The development of nintedanib began in the early 2000s through structure-based drug design strategies aimed at producing a potent, orally bioavailable inhibitor with high selectivity for angiogenic and fibrotic signaling pathways. Preclinical studies demonstrated that nintedanib effectively inhibits endothelial cell proliferation, fibroblast activation, and tumor growth in animal models. Its multitargeted mechanism of action allows simultaneous blockade of several signaling cascades, reducing redundancy and overcoming compensatory mechanisms often observed with single-target inhibitors.
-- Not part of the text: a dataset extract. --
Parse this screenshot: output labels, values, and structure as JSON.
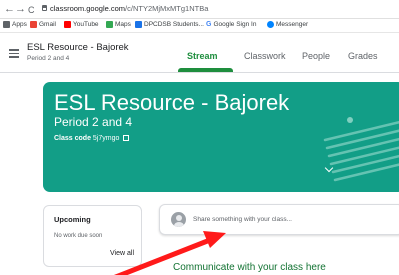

Pharmacologically, nintedanib binds to the ATP-binding site of tyrosine kinases, preventing phosphorylation of downstream signaling molecules. In the context of idiopathic pulmonary fibrosis, this inhibition decreases fibroblast proliferation and extracellular matrix deposition, slowing the progression of lung fibrosis. In oncology applications, nintedanib inhibits tumor angiogenesis by blocking VEGFR-mediated signaling, thereby reducing tumor vascularization and growth. The compound is administered orally and exhibits moderate bioavailability, extensive tissue distribution, and metabolism primarily through esterases and cytochrome P450 enzymes, especially CYP3A4.

Clinically, nintedanib has been approved for the treatment of IPF, systemic sclerosis-associated interstitial lung disease, and as part of combination therapy for advanced NSCLC. In IPF, it has been shown to reduce the rate of decline in forced vital capacity, demonstrating significant efficacy in slowing disease progression. Its side effect profile is generally manageable, with gastrointestinal disturbances and liver enzyme elevations being the most common adverse events. The compound’s pharmacokinetics allow twice-daily dosing, and it can be combined with other antifibrotic or anticancer agents under careful monitoring.

From a chemical synthesis perspective, nintedanib is produced through a series of condensation, acylation, and cyclization reactions that construct the bisindolinone scaffold and introduce key substituents responsible for kinase binding. High-purity crystalline forms are obtained through careful control of reaction conditions, solvent selection, and purification processes. The final pharmaceutical formulation typically consists of oral capsules containing the active substance in combination with excipients to ensure stability, solubility, and bioavailability.

Nintedanib’s discovery and application exemplify the integration of medicinal chemistry, pharmacology, and clinical research in modern drug development. Its multitargeted kinase inhibition approach has expanded treatment options for fibrotic lung diseases and certain malignancies, while ongoing studies continue to explore its potential in additional therapeutic indications. The compound remains a benchmark for designing small-molecule inhibitors that target multiple disease-relevant pathways simultaneously.